There’s still time to see Lane on Broadway as Chicago runs through March 12. He also has another project in the works as he continues to build momentum with his autobiographical play named Triple Threat. He wrote and stars in the production, which was filmed at the Zeiders American Dream Theater in Virginia. It documents all the twists and turns of his path and explores all the dark corners. But it’s not all doom and gloom as Lane beat his addiction and has been drug and alcohol free for 18 years.
“I started writing in 2015, little vignettes about the life of an alcoholic and an addict and it started to really stick,” Lane said. “These are stories that people aren’t telling. If you identify and keep it on stage, it might give a little insight on what a family member is going through.”
But there was more to it.
“I also wanted to know where am I going?” Lane said. “I’m a black man in musical theater and if I’m not in Lion King or Hamilton, what am I doing? Where are my opportunities? So I thought I’d create my own work.”

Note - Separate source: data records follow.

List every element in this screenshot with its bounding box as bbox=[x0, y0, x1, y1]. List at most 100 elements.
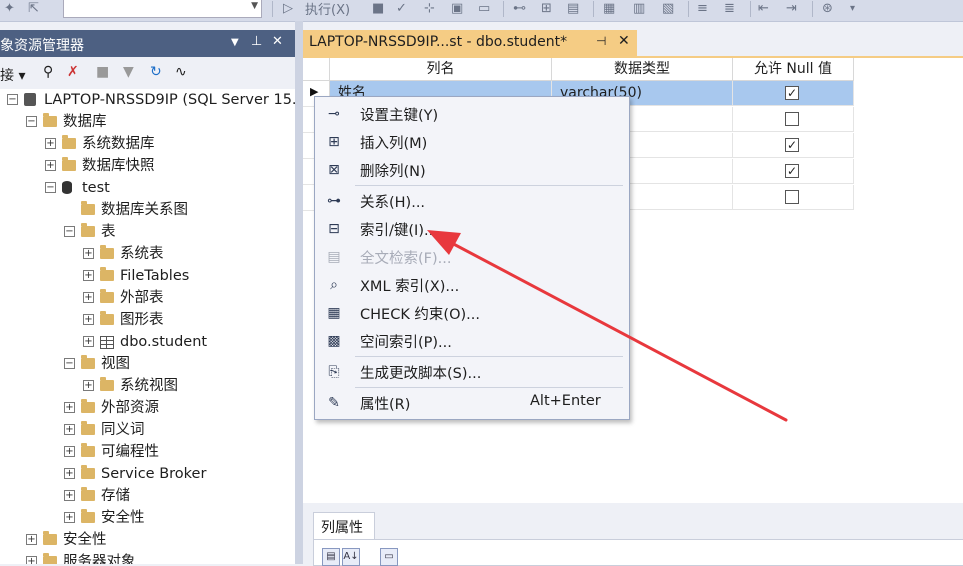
pin-icon[interactable]: ⊥ bbox=[251, 34, 262, 49]
tree-node[interactable]: − LAPTOP-NRSSD9IP (SQL Server 15.0. bbox=[0, 89, 295, 111]
menu-item[interactable]: ⎘ 生成更改脚本(S)... bbox=[315, 358, 629, 386]
collapse-icon[interactable]: − bbox=[26, 116, 37, 127]
parse-icon[interactable]: ⊹ bbox=[424, 1, 435, 17]
refresh-icon[interactable]: ↻ bbox=[150, 63, 162, 81]
text-icon[interactable]: ▤ bbox=[567, 1, 579, 17]
link-icon[interactable]: ⊷ bbox=[513, 1, 526, 17]
tree-node[interactable]: 数据库关系图 bbox=[0, 199, 295, 221]
allow-null-checkbox[interactable] bbox=[785, 190, 799, 204]
connect-button[interactable]: 连接 ▾ bbox=[0, 65, 25, 85]
expand-icon[interactable]: + bbox=[64, 490, 75, 501]
collapse-icon[interactable]: − bbox=[64, 226, 75, 237]
tree-node[interactable]: − 表 bbox=[0, 221, 295, 243]
menu-item[interactable]: ⊸ 设置主键(Y) bbox=[315, 100, 629, 128]
disconnect-icon[interactable]: ✗ bbox=[67, 63, 79, 81]
expand-icon[interactable]: + bbox=[26, 556, 37, 564]
menu-item[interactable]: ⊞ 插入列(M) bbox=[315, 128, 629, 156]
expand-icon[interactable]: + bbox=[83, 314, 94, 325]
arrow-icon[interactable]: ⇱ bbox=[28, 1, 39, 17]
tree-node[interactable]: + Service Broker bbox=[0, 463, 295, 485]
database-combo[interactable]: ▼ bbox=[63, 0, 262, 18]
file-icon[interactable]: ▦ bbox=[603, 1, 615, 17]
expand-icon[interactable]: + bbox=[45, 160, 56, 171]
menu-item[interactable]: ⊠ 删除列(N) bbox=[315, 156, 629, 184]
tree-node[interactable]: + 系统视图 bbox=[0, 375, 295, 397]
outdent-icon[interactable]: ⇥ bbox=[786, 1, 797, 17]
tree-node[interactable]: − test bbox=[0, 177, 295, 199]
menu-item[interactable]: ⊟ 索引/键(I)... bbox=[315, 215, 629, 243]
connect-icon[interactable]: ⚲ bbox=[43, 63, 53, 81]
expand-icon[interactable]: + bbox=[83, 380, 94, 391]
categorized-icon[interactable]: ▤ bbox=[322, 548, 340, 566]
tree-node-label: 图形表 bbox=[120, 312, 164, 328]
tree-node[interactable]: + 存储 bbox=[0, 485, 295, 507]
file3-icon[interactable]: ▧ bbox=[662, 1, 674, 17]
results-icon[interactable]: ▣ bbox=[451, 1, 463, 17]
collapse-icon[interactable]: − bbox=[7, 94, 18, 105]
expand-icon[interactable]: + bbox=[64, 446, 75, 457]
play-icon[interactable]: ▷ bbox=[283, 1, 293, 17]
tree-node[interactable]: + 服务器对象 bbox=[0, 551, 295, 564]
allow-null-checkbox[interactable]: ✓ bbox=[785, 86, 799, 100]
document-tab[interactable]: LAPTOP-NRSSD9IP...st - dbo.student* ⊣ ✕ bbox=[303, 30, 637, 56]
tree-node[interactable]: − 视图 bbox=[0, 353, 295, 375]
expand-icon[interactable]: + bbox=[64, 468, 75, 479]
file2-icon[interactable]: ▥ bbox=[633, 1, 645, 17]
tree-node[interactable]: + dbo.student bbox=[0, 331, 295, 353]
pin-icon[interactable]: ⊣ bbox=[596, 34, 606, 48]
expand-icon[interactable]: + bbox=[83, 336, 94, 347]
tree-node[interactable]: − 数据库 bbox=[0, 111, 295, 133]
tab-column-properties[interactable]: 列属性 bbox=[313, 512, 375, 540]
menu-item[interactable]: ▦ CHECK 约束(O)... bbox=[315, 299, 629, 327]
tree-node[interactable]: + 系统表 bbox=[0, 243, 295, 265]
close-icon[interactable]: ✕ bbox=[272, 34, 283, 49]
menu-item[interactable]: ✎ 属性(R) Alt+Enter bbox=[315, 389, 629, 417]
tree-node[interactable]: + FileTables bbox=[0, 265, 295, 287]
folder-icon bbox=[43, 113, 57, 127]
alphabetical-icon[interactable]: A↓ bbox=[342, 548, 360, 566]
activity-icon[interactable]: ∿ bbox=[175, 63, 187, 81]
menu-item[interactable]: ⊶ 关系(H)... bbox=[315, 187, 629, 215]
allow-null-checkbox[interactable]: ✓ bbox=[785, 164, 799, 178]
allow-null-checkbox[interactable]: ✓ bbox=[785, 138, 799, 152]
tree-node[interactable]: + 数据库快照 bbox=[0, 155, 295, 177]
tree-node[interactable]: + 外部资源 bbox=[0, 397, 295, 419]
tree-node[interactable]: + 安全性 bbox=[0, 529, 295, 551]
collapse-icon[interactable]: − bbox=[64, 358, 75, 369]
expand-icon[interactable]: + bbox=[83, 270, 94, 281]
grid-icon[interactable]: ⊞ bbox=[541, 1, 552, 17]
dropdown-icon[interactable]: ▼ bbox=[231, 37, 239, 48]
expand-icon[interactable]: + bbox=[64, 512, 75, 523]
check-icon[interactable]: ✓ bbox=[396, 1, 407, 17]
expand-icon[interactable]: + bbox=[83, 292, 94, 303]
uncomment-icon[interactable]: ≣ bbox=[724, 1, 735, 17]
save-icon[interactable]: ▭ bbox=[478, 1, 490, 17]
expand-icon[interactable]: + bbox=[83, 248, 94, 259]
filter-icon[interactable]: ▼ bbox=[123, 63, 134, 81]
panel-splitter[interactable] bbox=[295, 21, 303, 564]
stop-icon[interactable]: ■ bbox=[372, 1, 384, 17]
tree-node[interactable]: + 系统数据库 bbox=[0, 133, 295, 155]
expand-icon[interactable]: + bbox=[26, 534, 37, 545]
menu-item[interactable]: ▩ 空间索引(P)... bbox=[315, 327, 629, 355]
gear-icon[interactable]: ✦ bbox=[4, 1, 15, 17]
comment-icon[interactable]: ≡ bbox=[697, 1, 708, 17]
tree-node[interactable]: + 同义词 bbox=[0, 419, 295, 441]
collapse-icon[interactable]: − bbox=[45, 182, 56, 193]
stop-icon[interactable]: ■ bbox=[96, 63, 109, 81]
overflow-icon[interactable]: ▾ bbox=[850, 1, 855, 17]
tree-node[interactable]: + 可编程性 bbox=[0, 441, 295, 463]
more-icon[interactable]: ⊛ bbox=[822, 1, 833, 17]
close-icon[interactable]: ✕ bbox=[618, 33, 630, 49]
tree-node[interactable]: + 外部表 bbox=[0, 287, 295, 309]
allow-null-checkbox[interactable] bbox=[785, 112, 799, 126]
indent-icon[interactable]: ⇤ bbox=[758, 1, 769, 17]
expand-icon[interactable]: + bbox=[45, 138, 56, 149]
expand-icon[interactable]: + bbox=[64, 424, 75, 435]
expand-icon[interactable]: + bbox=[64, 402, 75, 413]
menu-item[interactable]: ⌕ XML 索引(X)... bbox=[315, 271, 629, 299]
tree-node[interactable]: + 图形表 bbox=[0, 309, 295, 331]
tree-node[interactable]: + 安全性 bbox=[0, 507, 295, 529]
execute-button[interactable]: 执行(X) bbox=[305, 0, 350, 18]
property-pages-icon[interactable]: ▭ bbox=[380, 548, 398, 566]
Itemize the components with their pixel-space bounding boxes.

Lane acknowledges he felt completely vulnerable in performing his life story and including all the dark details in front of strangers.
“If you could imagine zipping open your body and laying it there and having everyone crawl around in it for 90 minutes or so,” Lane said. “It’s the hardest thing I ever attempted to do but it’s also I have never felt anything like the feeling I had at the end of the night when I finished telling that story. This story is guttural. I talk about where the bodies are buried. I really let it all go.”
There was a time he felt dead. Now he’s never felt more alive.
“I grew up in South Philadelphia all my life and people would just walk right through me because I was unrecognizable,” Lane said. “And now, at 45, I’m on one of the largest stages in one of the longest-running American musicals in theater history. I’ve managed to keep my feet on the ground while traversing the greatest stages of the world.”